Der mit Zyanat in alkalischem Medium modifizierte Allergenextrakt der Gramineae-Mischung erwies sich in diesem Test als signifikant weniger wirksam als derselbe unmodifizierte Extrakt (p< 0,01).

Test der imunogenen Aktivität

Kaninchen (Neuseeland Black Rabbits, Charles River, Calco, Como) wurden mit einer Emulsion immunisiert, die 3 mg des nativen oder modifizierten Extraktes einer Mischung von Gramineae in Freund'schem Adjuvanzmedium enthielt.

Es wurden sechs Immunisierungen im Abstand von jeweils 21 Tagen vorgenommen. 10 Tage nach der letzten Immunisierung wurde eine Blutprobe entnommen und die Seren der Kaninchen, die mit dem nativen Extrakt einer Mischung von Cramineae oder dem modifizierten Extrakt einer Mischung von Gramineae behandelt worden waren, wurden separat mit dem Ouchterlony-Immunodiffusionstest (Progress in Allergy, Band V, S. 1-78, Hrsg. Kallas, P., Karger, New York, 1958) gegen geeignete Verdünnungen des nativen Extraktes einer Mischung von Gramineae getestet.

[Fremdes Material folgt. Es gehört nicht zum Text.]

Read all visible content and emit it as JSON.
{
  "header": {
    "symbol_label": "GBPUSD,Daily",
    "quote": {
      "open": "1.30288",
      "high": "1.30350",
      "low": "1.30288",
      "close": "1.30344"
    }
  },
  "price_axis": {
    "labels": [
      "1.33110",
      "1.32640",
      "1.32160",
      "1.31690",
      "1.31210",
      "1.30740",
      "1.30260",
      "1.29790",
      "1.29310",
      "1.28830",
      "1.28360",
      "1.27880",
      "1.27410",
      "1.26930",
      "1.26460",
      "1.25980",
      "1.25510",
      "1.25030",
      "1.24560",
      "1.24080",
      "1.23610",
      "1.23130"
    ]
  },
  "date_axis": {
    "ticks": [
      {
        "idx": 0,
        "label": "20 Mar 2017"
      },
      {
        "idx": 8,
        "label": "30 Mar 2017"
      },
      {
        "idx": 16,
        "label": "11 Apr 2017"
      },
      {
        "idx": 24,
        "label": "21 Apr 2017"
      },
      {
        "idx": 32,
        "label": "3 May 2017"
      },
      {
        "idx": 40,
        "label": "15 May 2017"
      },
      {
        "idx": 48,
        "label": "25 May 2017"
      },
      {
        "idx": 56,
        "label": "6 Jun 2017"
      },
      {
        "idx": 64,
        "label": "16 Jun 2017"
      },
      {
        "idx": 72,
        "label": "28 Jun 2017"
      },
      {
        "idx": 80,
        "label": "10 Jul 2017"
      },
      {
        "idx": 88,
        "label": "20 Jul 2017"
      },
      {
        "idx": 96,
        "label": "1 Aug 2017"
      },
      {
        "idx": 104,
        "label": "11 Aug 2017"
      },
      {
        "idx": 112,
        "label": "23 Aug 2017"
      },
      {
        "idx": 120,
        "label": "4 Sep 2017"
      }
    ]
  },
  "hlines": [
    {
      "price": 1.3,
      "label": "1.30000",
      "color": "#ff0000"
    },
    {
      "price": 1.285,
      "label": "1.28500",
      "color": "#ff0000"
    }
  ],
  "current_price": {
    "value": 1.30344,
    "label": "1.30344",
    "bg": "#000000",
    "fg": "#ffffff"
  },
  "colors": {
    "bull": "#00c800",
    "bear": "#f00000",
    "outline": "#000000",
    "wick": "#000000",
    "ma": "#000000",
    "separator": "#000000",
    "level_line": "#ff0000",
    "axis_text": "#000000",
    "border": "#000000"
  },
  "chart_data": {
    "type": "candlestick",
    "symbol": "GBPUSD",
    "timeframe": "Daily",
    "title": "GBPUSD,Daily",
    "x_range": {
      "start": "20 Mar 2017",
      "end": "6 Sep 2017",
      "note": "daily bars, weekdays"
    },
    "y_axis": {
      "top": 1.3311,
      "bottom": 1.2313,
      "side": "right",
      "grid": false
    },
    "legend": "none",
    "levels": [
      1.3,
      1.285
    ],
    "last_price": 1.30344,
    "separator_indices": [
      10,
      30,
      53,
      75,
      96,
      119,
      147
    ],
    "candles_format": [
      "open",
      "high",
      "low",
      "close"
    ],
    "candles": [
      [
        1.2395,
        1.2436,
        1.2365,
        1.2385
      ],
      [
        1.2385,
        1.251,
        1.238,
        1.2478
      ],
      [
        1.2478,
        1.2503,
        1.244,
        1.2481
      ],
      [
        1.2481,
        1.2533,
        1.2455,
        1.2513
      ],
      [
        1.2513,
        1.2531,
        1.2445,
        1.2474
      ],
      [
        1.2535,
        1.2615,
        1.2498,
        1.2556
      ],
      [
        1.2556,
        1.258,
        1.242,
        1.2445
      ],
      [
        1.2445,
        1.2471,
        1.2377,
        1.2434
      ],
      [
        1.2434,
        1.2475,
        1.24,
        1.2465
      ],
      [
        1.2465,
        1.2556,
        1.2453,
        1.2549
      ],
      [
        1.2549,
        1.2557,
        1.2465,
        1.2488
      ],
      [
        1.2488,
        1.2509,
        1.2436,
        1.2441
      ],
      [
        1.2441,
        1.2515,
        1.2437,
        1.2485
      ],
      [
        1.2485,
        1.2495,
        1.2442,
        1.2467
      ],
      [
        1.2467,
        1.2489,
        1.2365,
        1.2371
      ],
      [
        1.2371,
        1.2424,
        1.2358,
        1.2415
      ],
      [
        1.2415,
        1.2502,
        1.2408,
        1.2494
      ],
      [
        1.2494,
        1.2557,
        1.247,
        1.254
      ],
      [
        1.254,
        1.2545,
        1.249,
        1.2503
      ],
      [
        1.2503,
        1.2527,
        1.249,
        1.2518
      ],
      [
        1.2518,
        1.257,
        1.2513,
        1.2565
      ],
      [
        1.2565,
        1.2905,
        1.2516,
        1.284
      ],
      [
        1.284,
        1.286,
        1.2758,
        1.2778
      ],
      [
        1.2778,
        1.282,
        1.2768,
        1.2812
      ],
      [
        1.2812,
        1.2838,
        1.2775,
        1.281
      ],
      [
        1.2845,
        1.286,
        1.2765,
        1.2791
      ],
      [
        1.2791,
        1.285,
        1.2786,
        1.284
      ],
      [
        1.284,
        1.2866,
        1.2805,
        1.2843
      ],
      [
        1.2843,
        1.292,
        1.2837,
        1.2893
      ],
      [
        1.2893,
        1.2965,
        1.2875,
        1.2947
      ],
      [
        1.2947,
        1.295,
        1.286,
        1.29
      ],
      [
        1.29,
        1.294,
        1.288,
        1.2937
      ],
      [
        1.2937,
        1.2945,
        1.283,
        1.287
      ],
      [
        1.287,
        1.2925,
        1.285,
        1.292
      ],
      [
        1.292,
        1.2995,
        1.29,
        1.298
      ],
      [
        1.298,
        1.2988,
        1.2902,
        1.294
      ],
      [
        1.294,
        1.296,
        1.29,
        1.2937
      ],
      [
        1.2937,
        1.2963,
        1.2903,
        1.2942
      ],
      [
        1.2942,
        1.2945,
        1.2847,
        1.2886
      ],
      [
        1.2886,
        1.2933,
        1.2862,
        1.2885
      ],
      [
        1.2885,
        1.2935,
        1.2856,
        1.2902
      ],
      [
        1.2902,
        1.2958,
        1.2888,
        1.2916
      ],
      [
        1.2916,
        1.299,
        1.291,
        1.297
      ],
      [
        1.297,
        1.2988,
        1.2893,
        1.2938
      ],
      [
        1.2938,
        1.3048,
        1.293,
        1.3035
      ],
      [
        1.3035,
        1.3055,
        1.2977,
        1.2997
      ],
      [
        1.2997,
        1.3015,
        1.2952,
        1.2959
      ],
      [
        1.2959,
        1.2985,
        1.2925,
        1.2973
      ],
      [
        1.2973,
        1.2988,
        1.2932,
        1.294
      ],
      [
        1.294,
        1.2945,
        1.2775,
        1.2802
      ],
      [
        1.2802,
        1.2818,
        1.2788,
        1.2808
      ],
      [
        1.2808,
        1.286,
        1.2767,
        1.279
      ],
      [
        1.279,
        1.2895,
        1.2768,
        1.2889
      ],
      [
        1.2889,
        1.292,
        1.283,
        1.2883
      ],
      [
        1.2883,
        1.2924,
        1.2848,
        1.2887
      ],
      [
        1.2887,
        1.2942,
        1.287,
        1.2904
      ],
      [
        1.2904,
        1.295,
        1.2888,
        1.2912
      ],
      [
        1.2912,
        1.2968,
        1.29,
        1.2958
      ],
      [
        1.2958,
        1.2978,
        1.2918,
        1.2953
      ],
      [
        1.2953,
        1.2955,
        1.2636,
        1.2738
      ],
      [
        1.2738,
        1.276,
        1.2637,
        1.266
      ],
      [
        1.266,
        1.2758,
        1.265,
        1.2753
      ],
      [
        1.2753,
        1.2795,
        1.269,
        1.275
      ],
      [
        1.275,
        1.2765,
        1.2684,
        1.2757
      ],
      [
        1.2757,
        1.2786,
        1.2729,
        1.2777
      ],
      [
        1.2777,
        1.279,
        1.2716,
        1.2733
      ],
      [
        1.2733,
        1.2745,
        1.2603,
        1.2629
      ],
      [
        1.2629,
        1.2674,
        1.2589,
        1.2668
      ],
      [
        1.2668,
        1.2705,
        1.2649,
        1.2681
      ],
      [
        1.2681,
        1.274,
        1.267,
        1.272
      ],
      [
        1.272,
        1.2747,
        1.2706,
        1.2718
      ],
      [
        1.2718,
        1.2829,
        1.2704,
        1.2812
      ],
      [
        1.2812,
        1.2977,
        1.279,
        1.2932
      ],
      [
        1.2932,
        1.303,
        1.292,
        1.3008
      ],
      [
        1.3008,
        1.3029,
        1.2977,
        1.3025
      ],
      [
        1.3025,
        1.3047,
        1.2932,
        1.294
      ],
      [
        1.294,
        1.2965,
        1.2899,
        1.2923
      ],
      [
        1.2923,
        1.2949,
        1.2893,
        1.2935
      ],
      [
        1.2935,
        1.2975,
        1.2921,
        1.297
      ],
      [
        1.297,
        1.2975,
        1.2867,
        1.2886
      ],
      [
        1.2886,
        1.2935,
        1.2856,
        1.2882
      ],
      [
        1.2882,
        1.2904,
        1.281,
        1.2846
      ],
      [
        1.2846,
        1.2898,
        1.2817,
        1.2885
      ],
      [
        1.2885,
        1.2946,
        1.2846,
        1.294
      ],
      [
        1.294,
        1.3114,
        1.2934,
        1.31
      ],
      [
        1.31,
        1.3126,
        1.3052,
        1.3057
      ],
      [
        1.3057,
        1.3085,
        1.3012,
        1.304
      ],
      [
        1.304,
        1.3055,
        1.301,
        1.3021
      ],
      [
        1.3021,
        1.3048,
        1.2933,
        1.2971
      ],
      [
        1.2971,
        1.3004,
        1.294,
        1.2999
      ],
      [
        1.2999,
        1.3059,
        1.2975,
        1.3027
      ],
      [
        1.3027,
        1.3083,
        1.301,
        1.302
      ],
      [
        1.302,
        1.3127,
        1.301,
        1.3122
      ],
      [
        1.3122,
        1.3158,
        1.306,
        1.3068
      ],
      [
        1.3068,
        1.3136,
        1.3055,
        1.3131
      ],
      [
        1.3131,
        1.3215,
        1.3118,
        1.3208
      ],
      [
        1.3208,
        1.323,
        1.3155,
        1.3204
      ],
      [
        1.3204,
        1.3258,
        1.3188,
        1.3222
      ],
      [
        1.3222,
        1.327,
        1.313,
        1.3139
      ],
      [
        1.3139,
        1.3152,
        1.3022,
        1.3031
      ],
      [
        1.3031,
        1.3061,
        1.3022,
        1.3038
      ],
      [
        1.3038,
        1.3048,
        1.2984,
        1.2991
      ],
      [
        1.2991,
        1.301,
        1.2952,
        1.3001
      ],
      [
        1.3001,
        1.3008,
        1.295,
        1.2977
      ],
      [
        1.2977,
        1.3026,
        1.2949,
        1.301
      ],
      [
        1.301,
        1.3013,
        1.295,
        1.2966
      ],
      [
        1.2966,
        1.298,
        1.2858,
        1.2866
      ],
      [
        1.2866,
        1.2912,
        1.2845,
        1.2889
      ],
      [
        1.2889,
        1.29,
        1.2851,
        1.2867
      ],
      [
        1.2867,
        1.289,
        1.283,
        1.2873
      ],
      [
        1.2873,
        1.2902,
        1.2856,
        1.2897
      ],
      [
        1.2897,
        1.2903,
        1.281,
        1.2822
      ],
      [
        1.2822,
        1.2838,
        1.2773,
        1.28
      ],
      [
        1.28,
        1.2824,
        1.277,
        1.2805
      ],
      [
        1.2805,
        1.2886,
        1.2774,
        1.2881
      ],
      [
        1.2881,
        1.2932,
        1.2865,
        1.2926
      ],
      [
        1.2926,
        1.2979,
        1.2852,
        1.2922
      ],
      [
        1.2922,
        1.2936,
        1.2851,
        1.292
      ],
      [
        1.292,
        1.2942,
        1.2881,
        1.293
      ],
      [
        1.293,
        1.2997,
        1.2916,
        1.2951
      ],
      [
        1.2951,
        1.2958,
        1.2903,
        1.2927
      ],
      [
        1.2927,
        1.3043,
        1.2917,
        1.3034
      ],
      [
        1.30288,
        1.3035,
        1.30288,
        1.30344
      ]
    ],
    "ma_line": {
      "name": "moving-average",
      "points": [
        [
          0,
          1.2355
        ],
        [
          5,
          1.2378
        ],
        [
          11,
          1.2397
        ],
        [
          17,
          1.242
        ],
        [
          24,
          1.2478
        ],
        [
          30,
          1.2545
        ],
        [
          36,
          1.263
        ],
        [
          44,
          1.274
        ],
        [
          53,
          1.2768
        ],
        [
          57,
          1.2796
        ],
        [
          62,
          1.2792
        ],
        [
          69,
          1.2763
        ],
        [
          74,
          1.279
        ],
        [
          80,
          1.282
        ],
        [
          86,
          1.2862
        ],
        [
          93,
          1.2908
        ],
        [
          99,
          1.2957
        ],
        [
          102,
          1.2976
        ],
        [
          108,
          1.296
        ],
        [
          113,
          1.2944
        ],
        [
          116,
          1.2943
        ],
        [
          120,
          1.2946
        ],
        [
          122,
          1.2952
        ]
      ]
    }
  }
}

Unter Einbeziehung derjenigen Verdünnung des Serums als Referenzparameter, die die Bildung einer Präzipitationsbande im Agarosegel bewirkt, zeigen die untersuchten Proben keinen Unterschied, wodurch die Tatsache bestätigt wird, daß die immunogenen Eigenschaften (d.h. die Fähigkeit, IgG-Antikörper zu induzieren, die mit den im Extrakt vorhandenen Antigenen kreuzreagieren) des mit Zyanat in alkalischem Medium modifizierten Extraktes aus einer Mischung von Gramineae praktisch unverändert sind.

Toxikologische Analuse - Subchronische Toxizität

20 Sprague-Dawley-Ratten (10 weibliche und 10 männliche) wurden über die subkutane Route 12 Wochen lang mit einer Dosis des zyanatmodifizierten Extraktes einer Mischung von Gramineae behandelt, die 100 mal größer war als die klinisch ordnungsgemäße Dosis, um mögliche toxikologische Wirkungen zu untersuchen.

Es wurden keine pathologisch relevanten Hinweise erhalten, selbst auf der histologischen Ebene der untersuchten Organe (Ovarien, Milz, Leber, Lunge, Niere, Nebennierendrüsen, Herz, Thymus, Gehirn und Lymphknoten), wodurch bestätigt wird, daß die chemische Modifikation im derivatisierten Produkt keine Veränderungen hervorruft, die toxikologische Eigenschaften betreffen.

Hauttest am Menschen

Lösungen des nativen Extraktes einer Mischung aus Gramineae oder des mit Zyanat in alkalischem Medium modifizierten Extraktes wurden auf angemessene Weise verdünnt und danach solchen Patienten intradermal in die volare Seite des Unterarmes verabreicht, die gegen die Pollen von Gramineae allergisch sind.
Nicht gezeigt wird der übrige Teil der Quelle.